Bank of Canada Interest Rate Announcement (July 30, 2025)
Andrew Hencic, Director & Senior Economist | 416-944-5307
Date Published: July 30, 2025
- Category:
- Canada
- Data Commentary
Bank of Canada holds rates as trade uncertainty persists
- The Bank of Canada (BoC) held its policy rate at 2.75%, in line with market expectations.
- The Bank acknowledged that "some elements of US trade policy have started to become more concrete in recent weeks" but also noted that "trade actions remain unpredictable." It once again opted to present multiple scenarios, with an outlook conditioned on the current tariff situation and two alternatives – de-escalation and escalation.
- Under the current tariff trajectory, the Bank would expect growth to recover to roughly 1% quarter-on-quarter (annualized, q/q) in the second half of 2025 after the anticipated 1.5% q/q contraction in Q2. Importantly, "Consumer price index (CPI) inflation stays close to the 2% target over the scenario horizon" as the effects of tariffs and the temporary effect of the removal of the carbon tax are offset by easing shelter costs, excess supply and a stronger CAD.
- Regarding the future path of its policy rate, the bank stated that it will continue to focus on inflation, noting that "[i]f a weakening economy puts further downward pressure on inflation and upward price pressures from the trade disruptions are contained, there may be a need for a reduction in the policy interest rate."
Key Implications
- Not much of a surprise from the BoC today. The outlook for the economy under the current tariff regime shows a modest recovery starting in the third quarter, but with an economy expanding below trend. This leaves the door open for future rate cut(s) under stable inflation.
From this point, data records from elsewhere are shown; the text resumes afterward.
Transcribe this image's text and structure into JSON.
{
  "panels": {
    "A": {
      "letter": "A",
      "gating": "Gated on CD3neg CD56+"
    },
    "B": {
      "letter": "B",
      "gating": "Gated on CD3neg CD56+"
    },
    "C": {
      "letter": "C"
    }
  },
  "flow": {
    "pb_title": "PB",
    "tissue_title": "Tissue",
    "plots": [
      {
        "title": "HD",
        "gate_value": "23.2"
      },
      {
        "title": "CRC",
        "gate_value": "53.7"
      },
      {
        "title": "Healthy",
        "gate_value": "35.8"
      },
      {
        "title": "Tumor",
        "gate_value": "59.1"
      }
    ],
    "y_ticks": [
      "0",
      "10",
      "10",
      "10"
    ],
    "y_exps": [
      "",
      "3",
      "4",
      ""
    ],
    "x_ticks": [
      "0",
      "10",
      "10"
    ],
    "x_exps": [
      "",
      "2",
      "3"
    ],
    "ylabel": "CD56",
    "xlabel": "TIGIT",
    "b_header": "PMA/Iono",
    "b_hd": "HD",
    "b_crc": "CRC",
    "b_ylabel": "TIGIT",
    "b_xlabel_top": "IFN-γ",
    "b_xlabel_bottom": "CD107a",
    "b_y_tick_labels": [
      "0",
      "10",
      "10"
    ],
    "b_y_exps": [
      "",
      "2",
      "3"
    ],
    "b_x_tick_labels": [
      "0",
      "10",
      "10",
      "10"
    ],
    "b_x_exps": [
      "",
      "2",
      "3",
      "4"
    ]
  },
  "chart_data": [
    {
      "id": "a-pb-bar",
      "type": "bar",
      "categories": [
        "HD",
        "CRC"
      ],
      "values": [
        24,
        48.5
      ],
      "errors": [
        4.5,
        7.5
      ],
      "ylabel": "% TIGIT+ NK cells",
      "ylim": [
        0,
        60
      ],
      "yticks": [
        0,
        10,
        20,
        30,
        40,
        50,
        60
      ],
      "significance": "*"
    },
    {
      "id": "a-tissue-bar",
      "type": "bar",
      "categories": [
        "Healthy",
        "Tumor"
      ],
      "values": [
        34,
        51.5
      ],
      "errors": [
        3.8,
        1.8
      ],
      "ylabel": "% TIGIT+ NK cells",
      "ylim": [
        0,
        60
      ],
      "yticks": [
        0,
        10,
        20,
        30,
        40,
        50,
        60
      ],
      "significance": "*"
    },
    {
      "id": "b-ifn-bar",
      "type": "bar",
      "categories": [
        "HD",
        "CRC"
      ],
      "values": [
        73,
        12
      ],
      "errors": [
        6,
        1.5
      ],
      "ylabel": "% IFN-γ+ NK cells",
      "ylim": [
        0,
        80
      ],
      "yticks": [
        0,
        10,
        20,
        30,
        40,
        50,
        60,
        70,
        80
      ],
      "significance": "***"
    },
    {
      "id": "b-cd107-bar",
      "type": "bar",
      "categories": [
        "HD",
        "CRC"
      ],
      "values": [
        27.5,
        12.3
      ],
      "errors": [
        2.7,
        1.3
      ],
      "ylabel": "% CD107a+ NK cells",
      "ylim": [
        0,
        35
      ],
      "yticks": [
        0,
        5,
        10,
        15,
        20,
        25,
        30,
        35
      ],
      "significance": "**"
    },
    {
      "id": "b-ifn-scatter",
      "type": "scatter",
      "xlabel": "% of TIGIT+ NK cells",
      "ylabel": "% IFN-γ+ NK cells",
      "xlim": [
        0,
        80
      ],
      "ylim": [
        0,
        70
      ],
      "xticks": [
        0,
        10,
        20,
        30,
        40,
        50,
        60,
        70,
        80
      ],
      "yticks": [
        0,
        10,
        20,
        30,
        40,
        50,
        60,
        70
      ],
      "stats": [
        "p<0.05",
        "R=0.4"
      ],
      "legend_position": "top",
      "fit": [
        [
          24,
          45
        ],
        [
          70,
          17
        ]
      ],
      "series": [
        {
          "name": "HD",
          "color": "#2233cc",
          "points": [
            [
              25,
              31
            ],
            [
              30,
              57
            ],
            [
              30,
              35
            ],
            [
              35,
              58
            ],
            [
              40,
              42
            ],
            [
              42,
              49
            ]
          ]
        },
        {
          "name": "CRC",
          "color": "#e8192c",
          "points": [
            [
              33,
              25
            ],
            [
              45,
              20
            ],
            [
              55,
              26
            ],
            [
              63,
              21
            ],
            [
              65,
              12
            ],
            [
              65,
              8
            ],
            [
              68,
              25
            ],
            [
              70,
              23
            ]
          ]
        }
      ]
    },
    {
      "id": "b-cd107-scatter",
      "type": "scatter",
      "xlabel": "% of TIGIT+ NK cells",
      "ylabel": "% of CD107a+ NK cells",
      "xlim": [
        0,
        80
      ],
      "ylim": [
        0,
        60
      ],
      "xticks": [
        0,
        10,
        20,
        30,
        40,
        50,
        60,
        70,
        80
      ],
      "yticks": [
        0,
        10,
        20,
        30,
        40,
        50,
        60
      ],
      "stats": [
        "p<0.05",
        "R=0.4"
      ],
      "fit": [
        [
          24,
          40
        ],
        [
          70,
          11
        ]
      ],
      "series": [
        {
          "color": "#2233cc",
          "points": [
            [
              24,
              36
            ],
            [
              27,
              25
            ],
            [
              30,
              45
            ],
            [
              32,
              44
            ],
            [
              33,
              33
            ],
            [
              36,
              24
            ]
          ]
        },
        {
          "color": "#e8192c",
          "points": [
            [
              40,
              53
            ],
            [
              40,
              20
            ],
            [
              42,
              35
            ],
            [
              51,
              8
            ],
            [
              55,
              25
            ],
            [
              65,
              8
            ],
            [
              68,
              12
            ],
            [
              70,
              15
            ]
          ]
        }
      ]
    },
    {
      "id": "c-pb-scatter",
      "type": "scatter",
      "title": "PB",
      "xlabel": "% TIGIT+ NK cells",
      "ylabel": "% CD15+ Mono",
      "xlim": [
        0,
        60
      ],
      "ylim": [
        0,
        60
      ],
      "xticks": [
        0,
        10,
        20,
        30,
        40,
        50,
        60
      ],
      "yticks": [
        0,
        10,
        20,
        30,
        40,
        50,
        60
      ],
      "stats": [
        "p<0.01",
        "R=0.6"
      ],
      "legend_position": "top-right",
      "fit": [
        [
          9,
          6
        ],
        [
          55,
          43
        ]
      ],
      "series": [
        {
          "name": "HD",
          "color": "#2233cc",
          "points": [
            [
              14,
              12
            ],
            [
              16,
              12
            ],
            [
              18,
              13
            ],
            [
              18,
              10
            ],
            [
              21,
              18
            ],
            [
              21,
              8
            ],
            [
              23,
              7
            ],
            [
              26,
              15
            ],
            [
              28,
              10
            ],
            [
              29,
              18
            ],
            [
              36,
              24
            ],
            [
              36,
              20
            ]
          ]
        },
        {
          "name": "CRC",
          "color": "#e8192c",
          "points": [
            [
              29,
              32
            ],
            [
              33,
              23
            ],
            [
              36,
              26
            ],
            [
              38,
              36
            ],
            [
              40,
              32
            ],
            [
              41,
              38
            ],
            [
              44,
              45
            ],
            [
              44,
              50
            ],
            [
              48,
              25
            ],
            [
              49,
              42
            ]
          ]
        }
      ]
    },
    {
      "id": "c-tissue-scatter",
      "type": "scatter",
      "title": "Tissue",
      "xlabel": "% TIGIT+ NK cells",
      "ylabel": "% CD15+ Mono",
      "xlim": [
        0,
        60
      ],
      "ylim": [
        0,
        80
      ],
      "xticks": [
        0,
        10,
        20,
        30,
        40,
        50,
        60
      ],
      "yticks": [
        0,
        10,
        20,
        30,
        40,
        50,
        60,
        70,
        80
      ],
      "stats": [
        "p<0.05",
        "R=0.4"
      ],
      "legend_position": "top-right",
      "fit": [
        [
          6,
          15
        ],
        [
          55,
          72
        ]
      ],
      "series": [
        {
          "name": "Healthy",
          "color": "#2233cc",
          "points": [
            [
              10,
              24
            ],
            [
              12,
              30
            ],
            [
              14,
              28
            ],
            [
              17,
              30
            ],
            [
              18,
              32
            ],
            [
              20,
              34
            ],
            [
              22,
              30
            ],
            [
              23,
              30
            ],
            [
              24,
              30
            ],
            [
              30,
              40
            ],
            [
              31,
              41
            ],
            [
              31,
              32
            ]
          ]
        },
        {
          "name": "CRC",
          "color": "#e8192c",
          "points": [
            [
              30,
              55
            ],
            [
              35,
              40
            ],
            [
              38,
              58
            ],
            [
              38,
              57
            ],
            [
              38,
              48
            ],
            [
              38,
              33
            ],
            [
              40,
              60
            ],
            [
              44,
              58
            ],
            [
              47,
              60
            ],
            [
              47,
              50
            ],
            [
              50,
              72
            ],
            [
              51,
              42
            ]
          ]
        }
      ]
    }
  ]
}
- The BoC remains in data-dependency mode, with the monthly flow of information determining the need, or scope, for further cuts. From our lens, a plausible path for the economy is one that lands somewhere between the current and de-escalation scenarios presented by the BoC. In that space, inflation will remain contained over the coming months, and the key will be the scale of any bounce-back in Q3 and Q4 growth. The resulting build-up in excess supply means there's still scope to reduce the overnight rate in the coming months. However, the BoC is unlikely to push below the bottom end of their neutral range (2.25%).